Now look at the stretching example; here the pelvis is moving slightly faster than the thorax in the early part of downswing. This means that the spine angle is actually widening under eccentric contraction. The muscles are lengthening slightly so the force-velocity curve now shows that the muscle is capable of generating even more force than in the isometric condition. This is one physiological reason why it is beneficial to stretch the core in the downswing; it allows the muscles to produce more force and store energy which is returned and transferred to the thorax as soon as the muscles begin concentrically contracting.
So in summary so far; when the red curve is higher on the graph than the green curve, the pelvis is turning faster than the thorax and the core muscles are eccentrically contracting; this is the “stretching” example. In contrast, when the red and green curves are riding almost exactly on top of each other then the pelvis and thorax are turning at the same rate and the muscles are isometrically contracting; this is the “riding” example. The stretching method in the downswing is more efficient than the riding method provided that the stretch is not too excessive or too slow. This action is known as the stretch-shorten cycle of muscle. Both stretching and riding are better than the fanning method which is now to be discussed.
What happens in the “fanning” method and why is it not as efficient? Again look at the pelvis (red) and the thorax (green) curves in the graph. You see that pretty much immediately after the top of backswing, the thorax curve accelerates faster than the pelvis curve, consequently there quickly becomes a large speed difference between the two body segments and the muscles are immediately contracting concentrically. Looking at the force-velocity graph we see that we have dropped to a lower force on the curve. As speed increases the muscles cannot produce as much force. Certainly as the speed between segments increases even more the force a muscle can produce drops even more.

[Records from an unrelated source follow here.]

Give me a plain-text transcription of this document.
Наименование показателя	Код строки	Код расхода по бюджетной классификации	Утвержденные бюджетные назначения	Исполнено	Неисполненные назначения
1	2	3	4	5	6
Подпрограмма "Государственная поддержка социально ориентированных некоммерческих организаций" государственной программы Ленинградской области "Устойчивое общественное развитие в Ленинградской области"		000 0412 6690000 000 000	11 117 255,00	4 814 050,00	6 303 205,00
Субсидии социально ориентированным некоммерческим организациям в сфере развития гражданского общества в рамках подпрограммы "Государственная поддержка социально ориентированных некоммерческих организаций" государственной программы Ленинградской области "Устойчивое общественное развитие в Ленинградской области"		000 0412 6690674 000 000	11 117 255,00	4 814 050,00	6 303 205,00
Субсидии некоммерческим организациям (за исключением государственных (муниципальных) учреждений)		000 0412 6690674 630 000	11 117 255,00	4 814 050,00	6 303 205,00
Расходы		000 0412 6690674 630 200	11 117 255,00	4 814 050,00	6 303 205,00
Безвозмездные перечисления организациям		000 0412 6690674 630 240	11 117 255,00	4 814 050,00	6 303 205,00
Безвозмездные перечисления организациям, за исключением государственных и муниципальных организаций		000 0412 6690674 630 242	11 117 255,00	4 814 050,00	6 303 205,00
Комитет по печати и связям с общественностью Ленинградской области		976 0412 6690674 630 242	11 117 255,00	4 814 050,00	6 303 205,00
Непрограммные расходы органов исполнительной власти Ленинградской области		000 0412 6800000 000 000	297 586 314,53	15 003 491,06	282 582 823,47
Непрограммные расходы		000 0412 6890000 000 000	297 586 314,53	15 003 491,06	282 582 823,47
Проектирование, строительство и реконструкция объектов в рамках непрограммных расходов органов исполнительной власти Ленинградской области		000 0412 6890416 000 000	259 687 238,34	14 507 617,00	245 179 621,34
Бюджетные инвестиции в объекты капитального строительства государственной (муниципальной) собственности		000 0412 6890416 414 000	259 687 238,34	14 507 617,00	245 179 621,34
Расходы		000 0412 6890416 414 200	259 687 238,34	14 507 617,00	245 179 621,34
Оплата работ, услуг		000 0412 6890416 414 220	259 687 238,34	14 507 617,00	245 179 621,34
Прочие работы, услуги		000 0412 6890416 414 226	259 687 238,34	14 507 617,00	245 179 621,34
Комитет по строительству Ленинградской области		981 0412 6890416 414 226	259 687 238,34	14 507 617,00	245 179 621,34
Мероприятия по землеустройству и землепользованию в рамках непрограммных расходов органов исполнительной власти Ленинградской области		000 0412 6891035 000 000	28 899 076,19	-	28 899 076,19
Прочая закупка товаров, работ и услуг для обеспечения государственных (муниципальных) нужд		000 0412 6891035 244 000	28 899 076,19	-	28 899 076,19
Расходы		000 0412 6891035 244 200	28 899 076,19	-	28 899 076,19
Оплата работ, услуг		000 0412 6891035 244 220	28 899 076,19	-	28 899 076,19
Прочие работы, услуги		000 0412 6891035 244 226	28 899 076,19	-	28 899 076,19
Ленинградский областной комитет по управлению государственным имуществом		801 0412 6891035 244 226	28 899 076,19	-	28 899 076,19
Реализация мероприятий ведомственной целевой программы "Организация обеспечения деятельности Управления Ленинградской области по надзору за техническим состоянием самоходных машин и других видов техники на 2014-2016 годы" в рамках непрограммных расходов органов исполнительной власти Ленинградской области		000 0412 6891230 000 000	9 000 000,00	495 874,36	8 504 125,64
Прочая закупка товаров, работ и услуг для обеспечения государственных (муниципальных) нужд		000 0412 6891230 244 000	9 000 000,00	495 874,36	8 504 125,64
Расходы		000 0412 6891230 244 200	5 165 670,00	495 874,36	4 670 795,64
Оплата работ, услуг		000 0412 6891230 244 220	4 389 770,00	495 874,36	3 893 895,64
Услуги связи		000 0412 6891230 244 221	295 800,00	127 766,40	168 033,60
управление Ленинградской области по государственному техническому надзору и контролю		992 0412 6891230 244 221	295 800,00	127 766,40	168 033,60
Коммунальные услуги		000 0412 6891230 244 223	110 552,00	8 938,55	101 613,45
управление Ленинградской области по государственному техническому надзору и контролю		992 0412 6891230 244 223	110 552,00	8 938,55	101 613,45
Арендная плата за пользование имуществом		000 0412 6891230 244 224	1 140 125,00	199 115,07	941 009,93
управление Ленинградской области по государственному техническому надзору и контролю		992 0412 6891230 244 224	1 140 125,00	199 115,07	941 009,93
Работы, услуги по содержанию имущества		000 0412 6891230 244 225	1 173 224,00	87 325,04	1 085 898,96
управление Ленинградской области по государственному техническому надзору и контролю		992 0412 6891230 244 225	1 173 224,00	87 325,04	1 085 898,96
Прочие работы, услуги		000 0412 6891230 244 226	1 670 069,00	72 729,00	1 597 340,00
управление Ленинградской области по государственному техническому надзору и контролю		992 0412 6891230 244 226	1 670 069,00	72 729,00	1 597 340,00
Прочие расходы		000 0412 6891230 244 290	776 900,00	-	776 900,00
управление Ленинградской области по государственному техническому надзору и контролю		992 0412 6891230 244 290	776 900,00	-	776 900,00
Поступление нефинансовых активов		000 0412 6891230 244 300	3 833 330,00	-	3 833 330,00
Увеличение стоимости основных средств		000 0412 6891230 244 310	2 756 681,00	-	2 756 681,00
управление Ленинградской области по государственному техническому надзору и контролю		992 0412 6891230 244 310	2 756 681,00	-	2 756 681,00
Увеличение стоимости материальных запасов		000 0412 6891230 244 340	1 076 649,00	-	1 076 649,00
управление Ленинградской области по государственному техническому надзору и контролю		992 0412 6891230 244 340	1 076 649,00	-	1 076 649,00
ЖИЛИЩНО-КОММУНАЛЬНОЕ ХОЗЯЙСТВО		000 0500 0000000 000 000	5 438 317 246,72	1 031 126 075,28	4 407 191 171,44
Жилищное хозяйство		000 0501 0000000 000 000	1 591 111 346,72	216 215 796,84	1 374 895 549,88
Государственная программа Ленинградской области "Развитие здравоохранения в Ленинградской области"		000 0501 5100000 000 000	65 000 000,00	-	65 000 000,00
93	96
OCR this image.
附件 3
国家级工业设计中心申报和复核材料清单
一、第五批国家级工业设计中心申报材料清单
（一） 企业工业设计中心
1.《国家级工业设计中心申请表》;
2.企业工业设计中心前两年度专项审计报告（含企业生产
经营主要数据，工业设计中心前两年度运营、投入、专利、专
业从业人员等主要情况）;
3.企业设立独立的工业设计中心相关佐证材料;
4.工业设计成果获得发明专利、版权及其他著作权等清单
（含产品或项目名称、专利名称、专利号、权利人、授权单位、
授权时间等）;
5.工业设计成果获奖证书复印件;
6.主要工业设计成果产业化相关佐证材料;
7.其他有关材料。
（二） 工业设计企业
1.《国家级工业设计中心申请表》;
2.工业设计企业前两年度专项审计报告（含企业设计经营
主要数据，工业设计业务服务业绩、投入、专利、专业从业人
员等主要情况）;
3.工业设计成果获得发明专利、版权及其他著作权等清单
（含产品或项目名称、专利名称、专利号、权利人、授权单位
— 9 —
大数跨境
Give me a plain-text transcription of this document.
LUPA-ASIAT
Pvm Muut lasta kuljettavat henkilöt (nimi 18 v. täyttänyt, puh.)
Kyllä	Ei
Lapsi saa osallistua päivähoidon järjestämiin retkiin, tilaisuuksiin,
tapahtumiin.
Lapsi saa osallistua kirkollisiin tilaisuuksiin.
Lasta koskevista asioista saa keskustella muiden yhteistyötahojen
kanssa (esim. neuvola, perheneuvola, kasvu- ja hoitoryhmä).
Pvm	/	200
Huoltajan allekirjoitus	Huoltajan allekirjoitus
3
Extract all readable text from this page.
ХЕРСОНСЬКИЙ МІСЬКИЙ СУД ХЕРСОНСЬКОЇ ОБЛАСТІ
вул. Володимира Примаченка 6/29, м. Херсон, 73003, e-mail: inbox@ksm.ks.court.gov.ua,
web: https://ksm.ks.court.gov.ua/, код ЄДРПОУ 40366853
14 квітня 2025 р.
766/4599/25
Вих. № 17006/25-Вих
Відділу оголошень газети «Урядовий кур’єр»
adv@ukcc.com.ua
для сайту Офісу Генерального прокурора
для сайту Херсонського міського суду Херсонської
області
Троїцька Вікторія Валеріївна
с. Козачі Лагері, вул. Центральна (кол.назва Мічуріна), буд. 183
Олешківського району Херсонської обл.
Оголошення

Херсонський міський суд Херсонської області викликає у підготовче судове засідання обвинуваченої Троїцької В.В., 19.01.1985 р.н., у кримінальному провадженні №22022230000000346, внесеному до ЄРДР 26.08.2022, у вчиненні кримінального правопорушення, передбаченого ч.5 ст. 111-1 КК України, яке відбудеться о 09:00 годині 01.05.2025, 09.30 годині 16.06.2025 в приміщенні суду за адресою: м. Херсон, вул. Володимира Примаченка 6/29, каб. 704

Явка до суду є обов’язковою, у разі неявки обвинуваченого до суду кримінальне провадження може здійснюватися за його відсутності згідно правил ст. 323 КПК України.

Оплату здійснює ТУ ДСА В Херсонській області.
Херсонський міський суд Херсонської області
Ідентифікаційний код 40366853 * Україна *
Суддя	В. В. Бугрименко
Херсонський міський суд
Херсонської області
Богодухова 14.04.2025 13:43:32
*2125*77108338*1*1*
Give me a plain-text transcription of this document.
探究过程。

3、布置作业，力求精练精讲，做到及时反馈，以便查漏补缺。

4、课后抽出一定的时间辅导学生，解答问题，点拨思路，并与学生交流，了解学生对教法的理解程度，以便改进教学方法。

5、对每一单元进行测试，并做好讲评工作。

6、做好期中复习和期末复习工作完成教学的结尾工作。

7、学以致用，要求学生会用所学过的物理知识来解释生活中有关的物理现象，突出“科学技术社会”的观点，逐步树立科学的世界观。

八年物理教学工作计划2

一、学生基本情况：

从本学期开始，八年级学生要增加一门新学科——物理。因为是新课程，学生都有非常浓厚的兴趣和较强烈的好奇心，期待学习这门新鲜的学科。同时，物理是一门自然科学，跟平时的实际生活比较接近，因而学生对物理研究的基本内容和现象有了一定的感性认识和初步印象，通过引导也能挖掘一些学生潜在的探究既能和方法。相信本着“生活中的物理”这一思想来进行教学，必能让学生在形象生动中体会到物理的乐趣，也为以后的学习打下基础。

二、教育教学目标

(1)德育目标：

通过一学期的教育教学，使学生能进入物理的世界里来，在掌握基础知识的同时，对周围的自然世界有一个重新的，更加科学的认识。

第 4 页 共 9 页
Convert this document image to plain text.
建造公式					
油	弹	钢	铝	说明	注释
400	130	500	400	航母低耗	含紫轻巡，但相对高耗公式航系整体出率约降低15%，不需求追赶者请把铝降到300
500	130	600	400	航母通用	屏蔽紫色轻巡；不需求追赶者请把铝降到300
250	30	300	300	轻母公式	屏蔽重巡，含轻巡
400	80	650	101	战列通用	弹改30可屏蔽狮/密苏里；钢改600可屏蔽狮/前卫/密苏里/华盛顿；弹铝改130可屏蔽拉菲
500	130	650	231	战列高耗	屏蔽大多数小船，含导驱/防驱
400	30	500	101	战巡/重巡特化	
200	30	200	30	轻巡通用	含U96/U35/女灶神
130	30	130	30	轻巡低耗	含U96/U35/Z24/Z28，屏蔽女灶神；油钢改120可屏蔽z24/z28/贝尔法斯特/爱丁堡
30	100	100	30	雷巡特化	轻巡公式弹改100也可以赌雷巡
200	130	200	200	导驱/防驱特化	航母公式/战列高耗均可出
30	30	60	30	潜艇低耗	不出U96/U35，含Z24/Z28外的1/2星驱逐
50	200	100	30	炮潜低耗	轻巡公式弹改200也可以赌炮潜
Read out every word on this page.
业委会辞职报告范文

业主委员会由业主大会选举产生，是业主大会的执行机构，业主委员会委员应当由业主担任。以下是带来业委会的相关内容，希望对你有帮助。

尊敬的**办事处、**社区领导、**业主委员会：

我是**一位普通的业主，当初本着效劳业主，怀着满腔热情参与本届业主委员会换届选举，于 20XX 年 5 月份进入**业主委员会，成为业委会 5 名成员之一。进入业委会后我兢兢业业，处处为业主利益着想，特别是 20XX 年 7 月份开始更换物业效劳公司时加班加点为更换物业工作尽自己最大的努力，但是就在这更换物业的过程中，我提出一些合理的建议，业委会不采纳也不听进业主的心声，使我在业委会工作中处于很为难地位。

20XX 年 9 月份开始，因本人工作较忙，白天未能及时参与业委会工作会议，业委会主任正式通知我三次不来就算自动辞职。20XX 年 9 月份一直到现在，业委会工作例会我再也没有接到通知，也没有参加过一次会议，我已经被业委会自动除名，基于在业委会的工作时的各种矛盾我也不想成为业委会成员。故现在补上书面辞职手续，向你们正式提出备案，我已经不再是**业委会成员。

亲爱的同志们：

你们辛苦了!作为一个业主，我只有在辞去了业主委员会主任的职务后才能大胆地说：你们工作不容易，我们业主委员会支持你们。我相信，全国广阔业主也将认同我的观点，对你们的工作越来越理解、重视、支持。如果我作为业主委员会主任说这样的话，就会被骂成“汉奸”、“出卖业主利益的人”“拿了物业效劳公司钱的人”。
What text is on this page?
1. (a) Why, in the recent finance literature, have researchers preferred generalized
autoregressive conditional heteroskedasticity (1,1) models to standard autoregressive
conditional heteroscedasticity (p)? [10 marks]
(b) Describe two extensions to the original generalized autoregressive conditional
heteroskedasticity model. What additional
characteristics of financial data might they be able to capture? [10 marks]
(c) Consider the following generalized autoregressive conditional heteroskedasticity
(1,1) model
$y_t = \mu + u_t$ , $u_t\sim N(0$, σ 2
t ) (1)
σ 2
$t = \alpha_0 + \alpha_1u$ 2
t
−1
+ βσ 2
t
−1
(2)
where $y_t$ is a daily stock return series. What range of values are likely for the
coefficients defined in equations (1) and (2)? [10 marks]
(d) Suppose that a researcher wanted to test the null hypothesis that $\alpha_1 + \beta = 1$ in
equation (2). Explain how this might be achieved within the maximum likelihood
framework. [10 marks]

In short, research has shown that a pre-loaded muscle can contract more forcefully than one that is not pre-loaded. So both the stretching and the riding methods pre-load the muscle. It has also been proven that a quick pre-stretch of the muscle may produce an even more forceful contraction so an appropriately pre-stretched muscle will contract more forcefully than one that is not.
I have used the pelvis and thorax as the example here, but if you look at the first graph presented you can see that similar actions occur at each joint during the downswing. The shoulder and the wrist also undergo a similar eccentric, isometric or concentric contraction at different phases of the downswing. Looking at the shape of the kinematic sequence curves in the early downswing can give us insight in how powerful the downswing is likely to be; moderate stretching and riding are good, but fanning is not. Note that fanning at the wrist joint early in the downswing is also more commonly known as casting; using this analogy you could call fanning at the shoulder; casting the arm, and fanning at the spine as casting the thorax.